Thursday, February 4, 2010

Tale of Two Writing Styles

The description in chapter three of the Chawls that Ram and Salim and the Shantarams live in provides a good insight to the novels attitude towards poverty. The selection set in the crawls (and perhaps the out house) is the most intimate description of poor folks in the whole novel. The neighbors have names like Mr. and Mrs. Gokhale or Bapat and humanizing stories. They are not the faceless mothers washing the dishes in sewer water. However this is not a scene of the extreme poverty that the heroes are fleeing or come from but rather a middle class space (albeit on the edge of that category). It is not a place were people “suffer” but rather “simply live” (56). After escaping Maman, this is already a sort of upward mobility for the boys. Especially when one considers the contrast between the boys and the other tenets. The most obvious is drunken Gudiya’s gradual transformation from middle-class provider into a monster. However there is also the negative portrayal of the girls of the Chawl as fat and stupid (56) or the Bapat’s relationship that swings from domestic abuse to noisy love-making(58). This portrayals avoid that Dickensian pitfall of romanticizing poverty. They do show poverty as damaging instead of ennobling. There is no Bob Cratchit or Tiny Tim preaching forgiveness and generosity of spirit. However in their brevity I worry these portrayals are trite and patronizing and go to the other extreme of dehumanizing the poor.

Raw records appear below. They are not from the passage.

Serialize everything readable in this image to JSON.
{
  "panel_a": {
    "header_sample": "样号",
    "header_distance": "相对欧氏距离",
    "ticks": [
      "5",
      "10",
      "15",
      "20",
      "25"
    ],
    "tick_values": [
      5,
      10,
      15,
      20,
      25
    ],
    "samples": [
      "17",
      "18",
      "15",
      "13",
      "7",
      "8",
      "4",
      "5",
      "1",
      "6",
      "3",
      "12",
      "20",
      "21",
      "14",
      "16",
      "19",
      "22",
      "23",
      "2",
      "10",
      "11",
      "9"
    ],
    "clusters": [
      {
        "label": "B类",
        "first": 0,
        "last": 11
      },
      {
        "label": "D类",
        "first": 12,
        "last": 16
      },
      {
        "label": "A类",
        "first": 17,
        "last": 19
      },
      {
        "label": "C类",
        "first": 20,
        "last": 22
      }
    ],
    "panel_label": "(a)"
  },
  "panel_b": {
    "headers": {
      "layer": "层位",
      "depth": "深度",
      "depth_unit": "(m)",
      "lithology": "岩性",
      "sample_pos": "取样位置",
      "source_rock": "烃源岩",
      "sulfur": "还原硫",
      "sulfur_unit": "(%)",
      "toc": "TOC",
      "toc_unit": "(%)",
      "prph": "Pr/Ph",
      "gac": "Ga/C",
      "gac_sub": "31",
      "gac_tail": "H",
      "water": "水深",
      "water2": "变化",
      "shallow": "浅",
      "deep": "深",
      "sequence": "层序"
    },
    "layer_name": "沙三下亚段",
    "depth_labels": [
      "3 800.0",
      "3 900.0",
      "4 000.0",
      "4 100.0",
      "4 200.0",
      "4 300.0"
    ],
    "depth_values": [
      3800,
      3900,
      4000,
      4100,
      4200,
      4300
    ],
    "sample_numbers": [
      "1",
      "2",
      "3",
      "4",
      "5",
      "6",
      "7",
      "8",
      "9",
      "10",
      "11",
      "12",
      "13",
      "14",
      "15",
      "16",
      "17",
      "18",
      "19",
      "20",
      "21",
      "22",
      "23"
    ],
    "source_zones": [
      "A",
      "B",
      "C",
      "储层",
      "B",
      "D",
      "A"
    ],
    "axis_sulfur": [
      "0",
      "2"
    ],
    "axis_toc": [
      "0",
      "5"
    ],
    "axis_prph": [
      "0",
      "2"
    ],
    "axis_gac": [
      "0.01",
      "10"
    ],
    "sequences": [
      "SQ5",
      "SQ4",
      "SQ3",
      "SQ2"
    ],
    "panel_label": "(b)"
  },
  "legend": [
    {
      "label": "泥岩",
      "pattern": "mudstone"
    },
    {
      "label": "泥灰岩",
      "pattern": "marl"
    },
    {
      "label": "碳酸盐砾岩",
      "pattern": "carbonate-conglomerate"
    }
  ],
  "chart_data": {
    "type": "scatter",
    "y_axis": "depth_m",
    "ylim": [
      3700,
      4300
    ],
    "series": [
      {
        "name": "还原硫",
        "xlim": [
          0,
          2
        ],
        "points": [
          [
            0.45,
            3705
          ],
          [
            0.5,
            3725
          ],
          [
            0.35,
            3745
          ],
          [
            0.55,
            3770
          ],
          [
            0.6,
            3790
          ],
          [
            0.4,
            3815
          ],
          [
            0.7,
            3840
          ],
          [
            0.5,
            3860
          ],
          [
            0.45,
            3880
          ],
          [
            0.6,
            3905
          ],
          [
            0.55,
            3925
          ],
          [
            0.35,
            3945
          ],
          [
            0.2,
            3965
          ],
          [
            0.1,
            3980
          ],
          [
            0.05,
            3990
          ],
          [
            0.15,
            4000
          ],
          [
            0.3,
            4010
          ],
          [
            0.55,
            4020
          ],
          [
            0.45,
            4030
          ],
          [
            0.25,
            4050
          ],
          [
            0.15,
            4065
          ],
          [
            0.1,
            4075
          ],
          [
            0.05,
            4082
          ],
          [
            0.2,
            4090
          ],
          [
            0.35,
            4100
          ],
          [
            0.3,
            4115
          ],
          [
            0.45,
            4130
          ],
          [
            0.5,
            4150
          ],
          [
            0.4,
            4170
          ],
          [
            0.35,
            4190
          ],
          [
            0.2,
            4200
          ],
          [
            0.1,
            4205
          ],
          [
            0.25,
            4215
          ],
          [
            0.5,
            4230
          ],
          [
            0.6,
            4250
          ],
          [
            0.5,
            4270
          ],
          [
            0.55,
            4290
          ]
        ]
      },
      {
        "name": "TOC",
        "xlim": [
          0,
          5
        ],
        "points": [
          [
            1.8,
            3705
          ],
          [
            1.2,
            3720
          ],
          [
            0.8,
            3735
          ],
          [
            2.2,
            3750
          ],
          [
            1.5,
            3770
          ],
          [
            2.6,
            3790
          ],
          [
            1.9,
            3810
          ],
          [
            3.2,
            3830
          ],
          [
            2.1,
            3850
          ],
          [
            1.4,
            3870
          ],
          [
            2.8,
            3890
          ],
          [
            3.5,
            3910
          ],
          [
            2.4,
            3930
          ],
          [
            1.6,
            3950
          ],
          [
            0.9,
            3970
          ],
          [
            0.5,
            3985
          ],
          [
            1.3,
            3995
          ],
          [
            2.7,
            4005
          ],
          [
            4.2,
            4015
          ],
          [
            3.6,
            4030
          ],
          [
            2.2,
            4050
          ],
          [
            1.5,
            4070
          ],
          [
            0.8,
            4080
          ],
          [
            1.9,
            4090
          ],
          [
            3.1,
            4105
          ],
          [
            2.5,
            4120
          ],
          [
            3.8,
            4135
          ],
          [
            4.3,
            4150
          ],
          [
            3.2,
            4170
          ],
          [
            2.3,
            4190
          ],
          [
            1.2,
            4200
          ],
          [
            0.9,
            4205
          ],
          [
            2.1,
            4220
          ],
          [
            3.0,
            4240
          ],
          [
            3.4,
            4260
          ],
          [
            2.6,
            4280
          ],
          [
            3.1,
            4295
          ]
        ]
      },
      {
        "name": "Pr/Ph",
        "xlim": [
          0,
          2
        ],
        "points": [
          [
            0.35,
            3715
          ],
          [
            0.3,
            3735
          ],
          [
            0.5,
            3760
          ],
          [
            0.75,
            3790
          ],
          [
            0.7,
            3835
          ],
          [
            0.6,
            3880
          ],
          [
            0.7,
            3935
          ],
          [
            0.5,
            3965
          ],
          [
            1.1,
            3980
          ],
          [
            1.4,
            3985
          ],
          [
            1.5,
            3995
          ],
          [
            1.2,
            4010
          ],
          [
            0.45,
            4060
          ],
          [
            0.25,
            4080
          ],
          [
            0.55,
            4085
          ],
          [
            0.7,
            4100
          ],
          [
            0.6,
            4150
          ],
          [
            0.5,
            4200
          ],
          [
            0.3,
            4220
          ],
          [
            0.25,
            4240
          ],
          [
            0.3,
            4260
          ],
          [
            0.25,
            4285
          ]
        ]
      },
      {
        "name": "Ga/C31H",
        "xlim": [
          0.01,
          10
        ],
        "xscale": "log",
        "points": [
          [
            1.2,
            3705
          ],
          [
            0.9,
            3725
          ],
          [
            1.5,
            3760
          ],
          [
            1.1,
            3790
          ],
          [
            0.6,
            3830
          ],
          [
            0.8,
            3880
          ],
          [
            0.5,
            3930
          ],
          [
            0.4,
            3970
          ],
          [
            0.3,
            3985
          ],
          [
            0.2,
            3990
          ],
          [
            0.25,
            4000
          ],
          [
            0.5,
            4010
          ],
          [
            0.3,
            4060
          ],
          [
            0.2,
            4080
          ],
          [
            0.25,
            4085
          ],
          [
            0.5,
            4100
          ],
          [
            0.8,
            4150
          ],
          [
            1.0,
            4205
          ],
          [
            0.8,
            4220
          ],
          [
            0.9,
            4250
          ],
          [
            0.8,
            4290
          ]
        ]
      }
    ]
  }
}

Especially when one considers how Ram and Salim never seemed touched by the grind of lower-middle class poverty of barely holding on that degrades everyone else in the Crawls.

1 comment:

  1. I love the use of Dickensian romanticized poverty as a comparative piece for this prompt. Many of the "set piece" depictions of Dharavi, or even a more generalized poverty, are so distanced and archetypal that they fall short of evoking any level of emotional response. I find it interesting that you chose to concentrate on the names given to the neighbors in chapter three and wonder why you feel that strengthens the human quality of the writer's illustration. The stories are undoubtedly the most effective method used by Swarup to give the audience an emotional conduit through which a connection can be made with the poor.